In Sapporo I was the guest being shown around by my Japanese teacher (a very wonderful person for being so kind to me!). Although she wanted me to do many 'gaijin-like' things just to see the Japanese reaction, I continued to try and act as Japanese as possible.

In Tokyo, the Japanese paid me little attention and would always use what little English they knew when speaking, making me feel like any other citizen.

In Shizuoka I was a bit of a spectacle and became even more of one when my ability with the language showed.

Fukuoka refreshed my perspective of being foreign when I took a day trip to South Korea and experienced for a few hours what it's like to have a complete lack of understanding of the language, both spoken and written. This experience improved my empathy for similar foreigners in Japan as well as my enthusiasm for dealing with the foreigner identity thrust upon me in Japan where I have better understanding.

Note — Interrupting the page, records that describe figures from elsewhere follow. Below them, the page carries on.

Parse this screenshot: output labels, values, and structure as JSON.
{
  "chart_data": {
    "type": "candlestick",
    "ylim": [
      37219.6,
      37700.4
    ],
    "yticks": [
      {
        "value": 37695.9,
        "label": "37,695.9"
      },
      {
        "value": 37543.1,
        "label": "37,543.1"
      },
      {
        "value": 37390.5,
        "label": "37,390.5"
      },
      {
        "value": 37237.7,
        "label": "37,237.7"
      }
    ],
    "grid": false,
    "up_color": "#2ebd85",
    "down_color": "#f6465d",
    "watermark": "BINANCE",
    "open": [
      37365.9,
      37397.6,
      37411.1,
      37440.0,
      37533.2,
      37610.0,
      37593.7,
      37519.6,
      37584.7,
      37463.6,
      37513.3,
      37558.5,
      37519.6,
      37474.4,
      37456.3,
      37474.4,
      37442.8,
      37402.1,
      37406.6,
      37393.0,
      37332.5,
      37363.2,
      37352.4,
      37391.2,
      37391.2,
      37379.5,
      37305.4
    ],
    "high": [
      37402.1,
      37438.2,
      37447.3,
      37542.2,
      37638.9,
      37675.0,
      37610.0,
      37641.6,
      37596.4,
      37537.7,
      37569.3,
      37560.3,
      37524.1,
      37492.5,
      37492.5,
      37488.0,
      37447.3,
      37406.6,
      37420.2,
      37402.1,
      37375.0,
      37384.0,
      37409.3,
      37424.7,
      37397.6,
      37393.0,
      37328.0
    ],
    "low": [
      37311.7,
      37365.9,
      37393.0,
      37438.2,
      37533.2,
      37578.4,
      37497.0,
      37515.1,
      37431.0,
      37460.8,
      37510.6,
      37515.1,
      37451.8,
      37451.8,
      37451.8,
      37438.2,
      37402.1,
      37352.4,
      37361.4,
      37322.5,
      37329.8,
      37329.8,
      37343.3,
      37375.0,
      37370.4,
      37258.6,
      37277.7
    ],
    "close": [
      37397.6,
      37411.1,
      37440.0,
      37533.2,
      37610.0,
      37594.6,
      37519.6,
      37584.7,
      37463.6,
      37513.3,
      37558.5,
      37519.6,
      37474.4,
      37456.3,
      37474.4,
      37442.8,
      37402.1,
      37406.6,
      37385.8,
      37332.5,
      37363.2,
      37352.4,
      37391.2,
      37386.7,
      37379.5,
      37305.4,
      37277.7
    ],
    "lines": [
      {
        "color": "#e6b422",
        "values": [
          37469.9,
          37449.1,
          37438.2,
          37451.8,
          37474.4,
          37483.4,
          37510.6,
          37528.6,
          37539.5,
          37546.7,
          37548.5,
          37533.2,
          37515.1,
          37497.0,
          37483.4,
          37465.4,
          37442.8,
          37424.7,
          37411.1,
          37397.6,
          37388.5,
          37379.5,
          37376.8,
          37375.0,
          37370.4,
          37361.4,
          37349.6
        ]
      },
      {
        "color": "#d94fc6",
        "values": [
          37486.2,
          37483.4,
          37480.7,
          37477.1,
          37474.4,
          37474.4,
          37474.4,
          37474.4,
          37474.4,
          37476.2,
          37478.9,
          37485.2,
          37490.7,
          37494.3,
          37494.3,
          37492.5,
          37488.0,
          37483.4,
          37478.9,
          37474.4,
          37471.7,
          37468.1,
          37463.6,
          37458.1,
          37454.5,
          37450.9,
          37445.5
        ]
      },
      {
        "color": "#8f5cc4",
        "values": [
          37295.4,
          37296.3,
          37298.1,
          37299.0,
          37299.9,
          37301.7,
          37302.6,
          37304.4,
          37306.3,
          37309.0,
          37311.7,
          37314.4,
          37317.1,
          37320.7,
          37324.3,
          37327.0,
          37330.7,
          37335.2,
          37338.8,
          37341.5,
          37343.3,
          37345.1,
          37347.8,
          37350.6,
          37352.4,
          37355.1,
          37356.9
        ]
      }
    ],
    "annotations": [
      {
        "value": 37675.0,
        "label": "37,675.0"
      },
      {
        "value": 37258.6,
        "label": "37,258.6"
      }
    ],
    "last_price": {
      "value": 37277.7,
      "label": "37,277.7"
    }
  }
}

My presence in Hiroshima felt welcome as I visited a World Heritage sight with many other foreigners and I was interviewed a total of four times at the annual memorial ceremony of the A-bomb.

The way I was treated in my last two destinations seem to have made me forget about the foreigner identity in Kanazawa. Osaka and Kyoto both are ripe with foreigners and as such I was not treated out of the ordinary in the least bit, other than my friends laughing at my attempts to use the local dialect.

Now I'm back in Kanazawa with a grander view of Japan and the way foreigners fit within its borders. Already tonight I had an incident that reminded me of the reason I started this blog in the first place. In my three months of work and one month of travel, I became comfortable with a carefully crafted ignorance that I had created for myself in hopes of adapting to this culture. Let me first tell what happened before I reflect on it.

After the gym, I headed to a kaiten sushi restaurant for a delicious dinner of fish and rice. I was aware from the moment I walked in how awkward the sight of me must have been. Revolving sushi bars are an especially Japanese place that every foreigner needs to be shown how to use upon their first visit. Because of this, a gaijin sitting alone in a sushi bar is a rare sight, especially in the relatively gaijin-free areas of the country. So when one of the sushi chefs came over to my end of the bar halfway through my meal, I thought I saw a little fear in his eyes as he noticed me. What happened next confirmed my suspicion. He hid behind the long-haired chef stationed at my end of the bar and whispered something. The long-haired chef, with whom I had already placed an order, responded and made a motion with his hand in front of his mouth that appeared to indicate the speaking of words. I immediately understood that the frightened chef was concerned about 'the gaijin' and he was being assured that I could speak just fine.

At first I laughed to myself about the situation, almost speaking up and letting the frightened chef know in his own language that I understand Japanese. But then I felt a bit of panic myself as I realized just how great the separation is between native Japanese and foreigners in this country. No matter how much I study, or how long I spend here, I will always encounter people who are scared stiff by just a single look at me. I felt somehow responsible for the chef's feelings and realized that this is just the fringe of a very real racism. It made me nervous and a bit sick, unable to easily finish the rest of my sushi.

It's easy enough when with friends to laugh about being a foreigner and it's fun to make jokes about taking advantage of it at times. But now that I feel like I have a life here, that sort of separate thinking has become redundant and tiresome. I started to get upset when visiting one of my friends during vacation and it seemed like every other sentence out of his mouth began with "I'm Japanese..." or "You're American..." And when I'm alone, this sort of thing just makes me feel like I'm unwelcome or out of place.

That, I believe, is the root of gaijin syndrome. Each one of us must come up with a coping mechanism for dealing with the different behavior we receive on a daily basis simply due to our looks.

As a white male American, I am incredibly humbled.

Now that I have unearthed the cause, I must ponder on a solution. If only people had labels, I would give myself the sign "Japanese OK!"